Perhaps your skills and needs and wants are similar to those of Charles’. Is self-employment a good choice for you? Maybe yes, maybe no.


Self-employment offers many advantages to former military. You get to call the shots. Decide where you want to live. Wear what you want to wear. Associate with people and products that matter to you. Determine your own working hours. Hire and fire as needed and according to your standards. Reap the rewards of your success. The appeal of self-employment is understandable. But be careful - although you may have a clear view of the tip of the iceberg, you also need to take a look below the waterline. Here are eight factors to consider as you learn more about this type of employment.


1. Risk


According to the Small Business Administration, more than 70 percent of self-employment business ventures fail in the first two years. Can you afford the risk?


2. Accountability


There will be a big scoreboard up there with your name on it. The numbers next to your name are your numbers. Nobody can take credit for your success, and nobody will cover up your failure.

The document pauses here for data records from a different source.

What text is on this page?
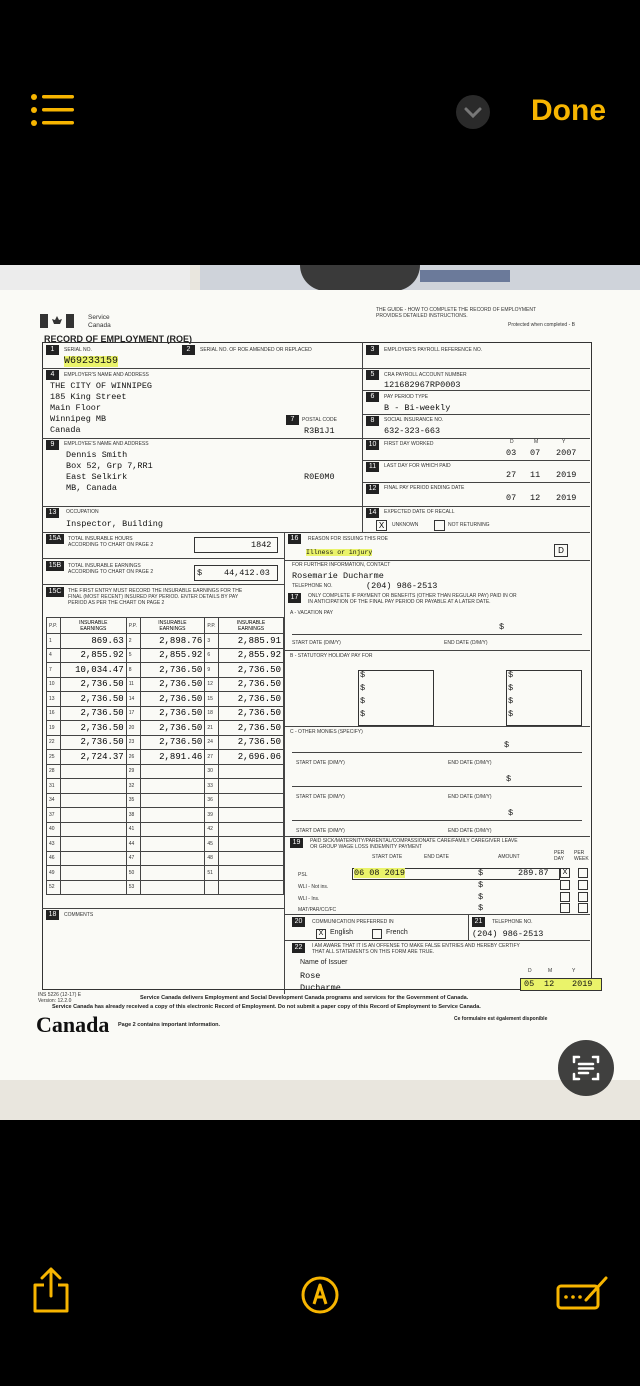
Done
Service
Canada
THE GUIDE - HOW TO COMPLETE THE RECORD OF EMPLOYMENT
PROVIDES DETAILED INSTRUCTIONS.
Protected when completed - B
RECORD OF EMPLOYMENT (ROE)
1	SERIAL NO.
W69233159
2	SERIAL NO. OF ROE AMENDED OR REPLACED	3	EMPLOYER'S PAYROLL REFERENCE NO.
4	EMPLOYER'S NAME AND ADDRESS
THE CITY OF WINNIPEG
185 King Street
Main Floor
Winnipeg MB
Canada
7	POSTAL CODE
R3B1J1
5	CRA PAYROLL ACCOUNT NUMBER
121682967RP0003
6	PAY PERIOD TYPE
B - Bi-weekly
8	SOCIAL INSURANCE NO.
632-323-663
9	EMPLOYEE'S NAME AND ADDRESS
Dennis Smith
Box 52, Grp 7,RR1
East Selkirk
MB, Canada
R0E0M0
10	FIRST DAY WORKED	D	M	Y
03 07 2007
11	LAST DAY FOR WHICH PAID
27 11 2019
12	FINAL PAY PERIOD ENDING DATE
07 12 2019
13	OCCUPATION
Inspector, Building
14	EXPECTED DATE OF RECALL
X	UNKNOWN	NOT RETURNING
15A	TOTAL INSURABLE HOURS
ACCORDING TO CHART ON PAGE 2	1842
16	REASON FOR ISSUING THIS ROE
Illness or injury	D
FOR FURTHER INFORMATION, CONTACT
Rosemarie Ducharme
TELEPHONE NO.	(204) 986-2513
15B	TOTAL INSURABLE EARNINGS
ACCORDING TO CHART ON PAGE 2	$	44,412.03
15C	THE FIRST ENTRY MUST RECORD THE INSURABLE EARNINGS FOR THE
FINAL (MOST RECENT) INSURED PAY PERIOD. ENTER DETAILS BY PAY
PERIOD AS PER THE CHART ON PAGE 2
P.P.	INSURABLE
EARNINGS	P.P.	INSURABLE
EARNINGS	P.P.	INSURABLE
EARNINGS
1	869.63	2	2,898.76	3	2,885.91
4	2,855.92	5	2,855.92	6	2,855.92
7	10,034.47	8	2,736.50	9	2,736.50
10	2,736.50	11	2,736.50	12	2,736.50
13	2,736.50	14	2,736.50	15	2,736.50
16	2,736.50	17	2,736.50	18	2,736.50
19	2,736.50	20	2,736.50	21	2,736.50
22	2,736.50	23	2,736.50	24	2,736.50
25	2,724.37	26	2,891.46	27	2,696.06
28		29		30	
31		32		33	
34		35		36	
37		38		39	
40		41		42	
43		44		45	
46		47		48	
49		50		51	
52		53			
17	ONLY COMPLETE IF PAYMENT OR BENEFITS (OTHER THAN REGULAR PAY) PAID IN OR
IN ANTICIPATION OF THE FINAL PAY PERIOD OR PAYABLE AT A LATER DATE.
A - VACATION PAY
$
START DATE (D/M/Y)	END DATE (D/M/Y)
B - STATUTORY HOLIDAY PAY FOR
$
$
$
$
$
$
$
$
C - OTHER MONIES (SPECIFY)
$
START DATE (D/M/Y)	END DATE (D/M/Y)
$
START DATE (D/M/Y)	END DATE (D/M/Y)
$
START DATE (D/M/Y)	END DATE (D/M/Y)
19	PAID SICK/MATERNITY/PARENTAL/COMPASSIONATE CARE/FAMILY CAREGIVER LEAVE
OR GROUP WAGE LOSS INDEMNITY PAYMENT
START DATE	END DATE	AMOUNT
PER DAY
PER WEEK
PSL	06 08 2019	$	289.87	X
WLI - Not ins.	$
WLI - Ins.	$
MAT/PAR/CC/FC	$
18	COMMENTS
20	COMMUNICATION PREFERRED IN
X English	French
21	TELEPHONE NO.
(204) 986-2513
22	I AM AWARE THAT IT IS AN OFFENSE TO MAKE FALSE ENTRIES AND HEREBY CERTIFY
THAT ALL STATEMENTS ON THIS FORM ARE TRUE.
Name of Issuer
Rose
Ducharme
D	M	Y
05 12 2019
INS 5226 (12-17) E
Version: 12.2.0	Service Canada delivers Employment and Social Development Canada programs and services for the Government of Canada.
Service Canada has already received a copy of this electronic Record of Employment. Do not submit a paper copy of this Record of Employment to Service Canada.
Canada Page 2 contains important information.
Ce formulaire est également disponible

3. Financing/cash flow/credit


Starting your own business requires seed money. Do you have it? If you have to borrow it, how is your credit rating? Some franchising opportunities require an up-front investment of $5,000 to $100,000. Many business failures can be attributed to running out of cash in the first year.


4. Time off


How important are vacation days, holidays and sick days to you? Have you been using those 30 days of annual leave? Being off work on those federal holidays is kind of nice. Guess what? Self-employment often means no vacation, no holidays and no weekends. This can be true until your business is well-established and you can leave the keys with trusted employees when you’re out of town.


5. Working hours


Yes, your military experience has conditioned you to work 12-14-hour days. Were you thinking about cutting back a little? Forget it. Being your own boss is a 24/7 endeavor.


6. Employees


Will you need them? As much as you relish the thought of not having a boss, do you really want to be one? If so, how many employees and what kind of talent will you need? Will you be able to find them? Most business owners will tell you that their No. 1 problem is finding and retaining good employees.